L'Alliance de la Radio veut le maintien du plafonnement publicitaire de Radio France et son élargissement au numérique
L'Alliance de la Radio qui regroupe la quasi-totalité du secteur de la radio privées*, a lancé lundi un appel au Gouvernement intitulé « À radios publiques, financement public ». Celle-ci réagit en effet à l’adoption par la commission des Affaires culturelles de l’Assemblée nationale d’un amendement à la proposition de loi dite « Lafon » visant à supprimer le plafond actuel en valeur des recettes publicitaires de Radio France, actuellement fixé à 42 millions €, dans le cadre de son contrat d’objectifs et de moyens (COM). Pour l’Alliance, il s’agit-là de « positionner l’audiovisuel public comme un acteur commercial à part entière ». Elle considère même comme « inacceptable » la mise en avant des motifs d’un tel changement qui voudraient qu’un « tel plafonnement conduirait à (…) empêcher (Radio France) de bénéficier des retombées financières de (ses) succès d’audience » et d’une « prétendue complexité de gestion pour la régie publicitaire ». Le syndicat en profite pour rappeler que les radios du service public « bénéficient d’un accès privilégié aux ressources hertziennes via réservation prioritaire des fréquences et d’un financement public annuel supérieur à celui de l’ensemble des recettes publicitaires nationales des radios privées ». L'Alliance de la Radio insiste en outre sur les récentes annonces de Radio France d’une « bascule stratégique » de sa diffusion, « que nous contestons », pointe le communiqué, avec un souhait de permutations de fréquences au profit de franceinfo et ici, « deux antennes qui bénéficient d’un accès à la publicité commerciale contrairement à France Musique et Mouv' ».
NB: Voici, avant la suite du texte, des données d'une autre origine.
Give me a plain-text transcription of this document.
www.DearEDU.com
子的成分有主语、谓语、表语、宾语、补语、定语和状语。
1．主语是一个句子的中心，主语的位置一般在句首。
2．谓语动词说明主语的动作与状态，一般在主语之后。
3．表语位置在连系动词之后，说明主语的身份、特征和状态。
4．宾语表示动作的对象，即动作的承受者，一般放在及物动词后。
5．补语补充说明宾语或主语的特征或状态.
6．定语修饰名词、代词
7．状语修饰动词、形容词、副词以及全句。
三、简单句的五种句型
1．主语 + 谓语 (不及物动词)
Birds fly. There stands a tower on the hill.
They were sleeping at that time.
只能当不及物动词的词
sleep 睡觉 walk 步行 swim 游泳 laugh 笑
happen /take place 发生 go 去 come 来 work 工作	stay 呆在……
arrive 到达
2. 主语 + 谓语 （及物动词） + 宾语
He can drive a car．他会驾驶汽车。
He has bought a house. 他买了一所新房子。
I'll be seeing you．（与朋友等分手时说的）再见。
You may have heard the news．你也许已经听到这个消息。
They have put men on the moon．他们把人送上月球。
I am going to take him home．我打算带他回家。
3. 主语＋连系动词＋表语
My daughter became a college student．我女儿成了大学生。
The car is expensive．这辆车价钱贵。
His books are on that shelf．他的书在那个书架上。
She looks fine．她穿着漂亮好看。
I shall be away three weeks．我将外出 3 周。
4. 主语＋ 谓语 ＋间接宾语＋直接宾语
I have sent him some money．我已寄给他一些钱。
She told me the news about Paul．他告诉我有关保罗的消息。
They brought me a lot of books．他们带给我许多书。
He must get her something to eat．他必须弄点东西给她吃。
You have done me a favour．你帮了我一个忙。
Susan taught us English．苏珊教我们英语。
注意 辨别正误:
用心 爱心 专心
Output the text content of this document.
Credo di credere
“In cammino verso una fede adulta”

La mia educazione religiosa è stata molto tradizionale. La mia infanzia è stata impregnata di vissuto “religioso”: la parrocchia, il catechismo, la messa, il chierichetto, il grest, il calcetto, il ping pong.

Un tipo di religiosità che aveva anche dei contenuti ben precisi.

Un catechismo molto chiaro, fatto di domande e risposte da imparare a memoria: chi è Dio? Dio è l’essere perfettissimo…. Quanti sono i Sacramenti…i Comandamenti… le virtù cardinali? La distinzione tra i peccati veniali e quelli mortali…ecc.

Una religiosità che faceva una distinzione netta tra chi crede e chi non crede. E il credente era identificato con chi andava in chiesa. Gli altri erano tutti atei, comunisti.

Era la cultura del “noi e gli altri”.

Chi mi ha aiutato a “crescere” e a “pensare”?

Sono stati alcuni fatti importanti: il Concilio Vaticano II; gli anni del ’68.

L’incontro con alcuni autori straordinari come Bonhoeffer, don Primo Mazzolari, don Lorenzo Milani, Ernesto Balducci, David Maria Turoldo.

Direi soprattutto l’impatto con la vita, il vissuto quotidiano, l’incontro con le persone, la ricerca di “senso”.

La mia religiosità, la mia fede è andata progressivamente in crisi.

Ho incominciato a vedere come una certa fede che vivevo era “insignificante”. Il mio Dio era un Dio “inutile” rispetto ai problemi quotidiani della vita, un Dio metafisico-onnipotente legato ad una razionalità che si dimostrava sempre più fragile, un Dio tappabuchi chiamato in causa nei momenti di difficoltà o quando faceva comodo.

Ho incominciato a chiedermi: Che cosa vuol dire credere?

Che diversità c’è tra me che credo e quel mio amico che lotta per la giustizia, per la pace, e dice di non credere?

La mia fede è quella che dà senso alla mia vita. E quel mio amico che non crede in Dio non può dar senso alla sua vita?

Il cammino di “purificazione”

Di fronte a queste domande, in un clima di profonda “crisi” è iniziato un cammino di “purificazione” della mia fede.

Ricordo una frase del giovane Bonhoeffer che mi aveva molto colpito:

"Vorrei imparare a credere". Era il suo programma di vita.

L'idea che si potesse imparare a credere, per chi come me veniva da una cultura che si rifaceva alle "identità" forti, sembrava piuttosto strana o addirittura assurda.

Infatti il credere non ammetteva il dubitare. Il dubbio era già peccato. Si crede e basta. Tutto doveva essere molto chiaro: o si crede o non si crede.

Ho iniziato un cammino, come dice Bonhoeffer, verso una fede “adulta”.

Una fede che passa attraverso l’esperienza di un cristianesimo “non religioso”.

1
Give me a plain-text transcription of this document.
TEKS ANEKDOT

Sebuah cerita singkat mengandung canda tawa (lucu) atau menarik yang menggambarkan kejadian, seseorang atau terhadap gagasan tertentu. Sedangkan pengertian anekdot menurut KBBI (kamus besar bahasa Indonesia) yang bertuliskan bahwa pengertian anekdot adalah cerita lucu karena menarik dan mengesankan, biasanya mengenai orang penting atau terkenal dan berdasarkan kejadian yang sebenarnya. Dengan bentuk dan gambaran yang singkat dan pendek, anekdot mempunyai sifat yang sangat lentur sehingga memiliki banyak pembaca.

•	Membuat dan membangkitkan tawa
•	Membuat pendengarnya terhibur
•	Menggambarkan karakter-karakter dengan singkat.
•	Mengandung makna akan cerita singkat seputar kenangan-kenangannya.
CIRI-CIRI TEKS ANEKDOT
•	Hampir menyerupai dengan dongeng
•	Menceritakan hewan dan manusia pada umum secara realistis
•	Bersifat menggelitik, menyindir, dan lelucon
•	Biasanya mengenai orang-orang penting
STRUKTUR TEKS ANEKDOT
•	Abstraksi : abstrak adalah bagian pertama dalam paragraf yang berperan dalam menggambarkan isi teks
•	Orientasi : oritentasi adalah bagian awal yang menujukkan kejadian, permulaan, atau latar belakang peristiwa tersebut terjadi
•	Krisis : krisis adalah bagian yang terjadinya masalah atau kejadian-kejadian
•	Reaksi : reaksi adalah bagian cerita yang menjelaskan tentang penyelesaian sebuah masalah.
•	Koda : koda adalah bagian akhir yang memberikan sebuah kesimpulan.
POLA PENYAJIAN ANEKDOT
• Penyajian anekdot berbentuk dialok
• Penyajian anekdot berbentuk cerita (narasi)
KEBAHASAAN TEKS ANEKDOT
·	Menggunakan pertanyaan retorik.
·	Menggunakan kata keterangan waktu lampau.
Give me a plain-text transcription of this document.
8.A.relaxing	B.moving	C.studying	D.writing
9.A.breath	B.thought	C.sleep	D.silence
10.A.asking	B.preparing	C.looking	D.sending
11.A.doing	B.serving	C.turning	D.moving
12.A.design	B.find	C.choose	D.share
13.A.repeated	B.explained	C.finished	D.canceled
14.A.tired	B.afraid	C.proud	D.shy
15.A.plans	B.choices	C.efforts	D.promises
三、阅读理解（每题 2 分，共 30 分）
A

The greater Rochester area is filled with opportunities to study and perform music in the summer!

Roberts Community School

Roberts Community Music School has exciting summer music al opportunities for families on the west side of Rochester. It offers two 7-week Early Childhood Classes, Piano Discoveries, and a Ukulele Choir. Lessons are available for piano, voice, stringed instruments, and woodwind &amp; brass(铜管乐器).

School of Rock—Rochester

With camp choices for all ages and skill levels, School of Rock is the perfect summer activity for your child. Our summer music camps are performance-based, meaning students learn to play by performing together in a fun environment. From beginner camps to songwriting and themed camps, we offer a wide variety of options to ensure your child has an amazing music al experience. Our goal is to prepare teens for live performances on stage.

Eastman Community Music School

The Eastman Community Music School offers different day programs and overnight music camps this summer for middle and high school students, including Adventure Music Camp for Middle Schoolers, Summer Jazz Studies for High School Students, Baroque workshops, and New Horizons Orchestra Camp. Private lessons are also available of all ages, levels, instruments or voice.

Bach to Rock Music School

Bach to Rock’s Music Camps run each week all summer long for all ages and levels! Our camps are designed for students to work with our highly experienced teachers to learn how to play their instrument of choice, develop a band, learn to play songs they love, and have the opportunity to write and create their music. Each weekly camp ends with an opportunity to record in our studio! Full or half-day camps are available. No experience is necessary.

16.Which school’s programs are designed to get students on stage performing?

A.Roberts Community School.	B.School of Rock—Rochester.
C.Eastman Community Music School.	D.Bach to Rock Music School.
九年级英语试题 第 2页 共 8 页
Dans ce contexte, l’Alliance appelle « d’urgence » les pouvoir publics à notamment maintenir le plafond actuel en valeur des recettes publicitaires de Radio France, « et de l’étendre au digital et aux recettes issues des campagnes d’intérêt général » dans la future convention stratégique de la holding de l’audiovisuel public, France Médias, dont la constitution devrait être en discussion au Parlement en juillet prochain. Elle souhaite également que soit « encadré et contrôlé strictement » le plafond et les durées de diffusion de publicité sur les antennes linéaires et les services numériques qui ont accès à la publicité et de sanctionner en cas de manquement ; enfin, d’établir une trajectoire « claire » de réduction progressive du financement publicitaire de l’audiovisuel public.
*: L’Alliance de la Radio regroupe les radios RTL, RTL2 et Fun Radio (radios du groupe M6), NRJ, Nostalgie, Chérie FM et Rires et Chansons (radios du groupe NRJ), les 178 radios locales, régionales, thématiques et généralistes indépendantes adhérentes au SIRTI, Europe 1, Europe 2 et RFM (radios du groupe Lagardère Radio), RMC et BFM Business (radios du groupe RMC BFM), Radio Classique (radio du groupe Les Échos Le Parisien) et Skyrock et Skyrock Klassiks (radios du groupe Nakama).